Kevin nodded. ‘Cool.'

Chris looked at Andrei. ‘What are they offering you for Fishbowll?'

Kevin and Ben looked at him as well. They would have liked to know.

‘I don't know,' said Andrei.

Chris stared at him for a moment, then laughed.

‘I don't know.'

‘You mean you don't ask?'

Andrei shook his head.

‘Well, shit, that is funny.' Chris shook his head disbelievingly. ‘You don't even ask?'

‘I keep telling him he should find out,' said Kevin.

‘What about you, Ben? Don't you want to know?'

Ben shrugged. ‘Andrei's got seventy-six per cent of the company.'

Chris picked up his glass. ‘Here's to not even wanting to know what your company's worth!'

Andrei looked at him quizzically.

‘I'm not mocking you, Andrei. I'm admiring you. Most guys, the first thing they do when they sniff a little revenue is spend their time talking to VCs. Spend so much time, they usually stop doing what got them that far in the first place, and that's the end of the business. Pick up your glass, Andrei Koss. That's a toast I've never made before.'

Andrei warily picked up his glass.

‘To you guys,' said Chris, glancing in turn at each of them. ‘To not wanting to know what your company's worth.'

Andrei sipped silently from his mojito and put the glass down. Chris glanced at him, then launched into a story about one of his other start-ups.

The food came in a succession of dishes that Chris described and explained. He did most of the talking that night. At twenty-eight, with the things he had done and the places he had travelled, he had so much more to talk about than they did. He told them about the time he had just spent with the Aboriginals in Arnhem Land, and his time two years earlier in the Amazon. And there were stories about the big names in the internet world he knew. He did a little name-dropping for Kevin and Ben's sake. Andrei hardly said a word, just sat there watching and listening.

That evening, Chris didn't ask much else about Fishbowll. He didn't think Andrei was going to tell him anything and he wondered if he might frighten him off. He really didn't know what to make of the pale young man sitting opposite him, who was silently dipping into the dishes arriving at the table. There certainly wasn't anything kitsch and try-hard about him, as Chris had expected from the website name. And the fact that he hadn't bothered to ask what people were prepared to offer for the site was somehow deeply impressive. If anyone else had said that to him, Chris wouldn't have believed it, but for some reason he suspected that in Andrei's case it was true. Chris was intrigued, deeply intrigued, both by Fishbowll and its founder. He wanted to know more about Andrei Koss and his vision for the website.
Yet he had no idea what Andrei was thinking or whether he had any interest at all in prolonging the conversation with him.

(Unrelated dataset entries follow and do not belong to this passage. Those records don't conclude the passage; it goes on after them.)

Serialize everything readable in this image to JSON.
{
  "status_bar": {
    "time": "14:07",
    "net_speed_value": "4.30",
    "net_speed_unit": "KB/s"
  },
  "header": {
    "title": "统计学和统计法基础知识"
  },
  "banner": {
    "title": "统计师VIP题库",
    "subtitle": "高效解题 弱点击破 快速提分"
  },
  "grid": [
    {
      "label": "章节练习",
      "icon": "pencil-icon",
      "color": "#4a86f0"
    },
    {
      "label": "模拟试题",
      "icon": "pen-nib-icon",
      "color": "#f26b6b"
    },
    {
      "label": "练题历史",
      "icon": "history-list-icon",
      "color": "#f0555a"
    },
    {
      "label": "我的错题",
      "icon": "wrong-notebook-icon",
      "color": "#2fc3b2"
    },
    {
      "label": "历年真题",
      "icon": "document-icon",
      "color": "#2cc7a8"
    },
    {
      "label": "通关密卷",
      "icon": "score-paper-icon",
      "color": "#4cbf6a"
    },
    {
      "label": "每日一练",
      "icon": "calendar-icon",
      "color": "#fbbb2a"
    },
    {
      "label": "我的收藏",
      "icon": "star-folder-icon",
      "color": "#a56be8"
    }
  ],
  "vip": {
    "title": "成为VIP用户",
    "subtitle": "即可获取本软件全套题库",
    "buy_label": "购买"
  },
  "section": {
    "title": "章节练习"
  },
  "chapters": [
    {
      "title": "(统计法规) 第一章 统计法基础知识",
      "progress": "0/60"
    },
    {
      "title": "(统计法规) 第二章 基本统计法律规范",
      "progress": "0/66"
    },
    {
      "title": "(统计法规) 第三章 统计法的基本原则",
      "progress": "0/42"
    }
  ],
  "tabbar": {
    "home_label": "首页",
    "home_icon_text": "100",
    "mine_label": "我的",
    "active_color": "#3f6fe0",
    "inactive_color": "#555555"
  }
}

He didn't know Andrei well enough yet to realize that if Andrei had had no interest in what he had to say, he would have got up and left.

So it was a genuine surprise to Chris when Andrei called him a couple of days later and asked if he could talk with him again. Although he had no plans to go up to the Bay Area, Chris immediately said he was going to be in Palo Alto for a meeting early the following week and could make time to see him. This time, rather than suggesting a place, he asked where Andrei would like to meet. Andrei named the first place that came into his head.